Two weeks ago I read Boomerang, which is a collection of Michael Lewis dispatches from various European countries during the financial crisis. The book was pretty unsatisfying, with the analysis and explanations offered rather facile. In the chapter on Iceland (which I believe is just a straight reposting of this Vanity Fair article) he basically attributes imprudent behavior by Icelandic bankers to the fact that they were a bunch of overly aggressive retrained fishermen (see pages 13-17 of the article). This excerpt is fairly typical of the narrative presented by Lewis:
In  retrospect, there are some obvious questions an Icelander living through the past five years might have asked himself. For example: Why should Iceland suddenly be so seemingly essential to global finance? Or: Why do giant countries that invented modern banking suddenly need Icelandic banks to stand between their depositors and borrowers to decide who gets capital and who does not? And: If Icelanders have this incredible natural gift for finance, how did they keep it so well hidden for 1,100 years?  

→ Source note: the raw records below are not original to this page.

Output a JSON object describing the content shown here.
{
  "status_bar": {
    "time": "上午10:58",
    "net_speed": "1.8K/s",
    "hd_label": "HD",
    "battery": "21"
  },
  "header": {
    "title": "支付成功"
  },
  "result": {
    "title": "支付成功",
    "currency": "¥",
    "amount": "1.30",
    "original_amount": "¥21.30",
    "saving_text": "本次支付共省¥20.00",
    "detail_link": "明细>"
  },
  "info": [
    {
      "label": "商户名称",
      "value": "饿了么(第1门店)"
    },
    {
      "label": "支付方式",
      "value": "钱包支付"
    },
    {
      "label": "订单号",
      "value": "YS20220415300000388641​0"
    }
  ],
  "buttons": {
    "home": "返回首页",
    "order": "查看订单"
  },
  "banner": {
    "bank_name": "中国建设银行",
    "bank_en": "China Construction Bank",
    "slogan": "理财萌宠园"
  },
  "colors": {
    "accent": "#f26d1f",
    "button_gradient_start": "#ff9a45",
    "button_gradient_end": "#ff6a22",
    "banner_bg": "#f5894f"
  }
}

...One   of the distinctive traits about Iceland's disaster, and Wall Street's, is how little women had to do with it. Women worked in the banks, but not in the risktaking jobs. As far as I can tell, during Iceland’s boom, there was just one woman in a senior position inside an Icelandic bank. Her name is Kristin Petursdottir, and by 2005 she had risen to become deputy C.E.O. for Kaupthing in London. “The financial culture is very male dominated,” she says. “The culture is quite extreme. It is a pool of sharks. Women just despise the culture.” Petursdottir still enjoyed finance. She just didn’t like the way Icelandic men did it, and so, in 2006, she quit her job. “People said I was crazy,” she says, but she wanted to create a financial-services business run entirely by women. To bring, as she puts it, “more feminine v alues to the world of finance.
An amusing take, but as a comprehensive explanation it leaves something to be desired. Even if we accept that Icelanders, and Icelandic men in particular, do not possess the cultural DNA to engage in high finance, who was providing these ill-suited financiers the capital that allowed them to behave in such reckless fashion? In contrast to Lewis, who never really provided much of an answer, Tim Cavanaugh steps up with some pretty revealing information:
For every government-driven bad improvement you can find in the west, you’ll find boom-era Iceland taking it to the next level. Where the U.S. Federal Reserve’s promise to backstop financial institutions was merely implicit, the Central Bank of Iceland in 2001 gave an explicit guarantee to big banks, making it inevitable that they would become bloated with risky and ultimately toxic assets.
When markets engage in nonsensical behavior, it's a pretty sure bet you can find the hand of government at work.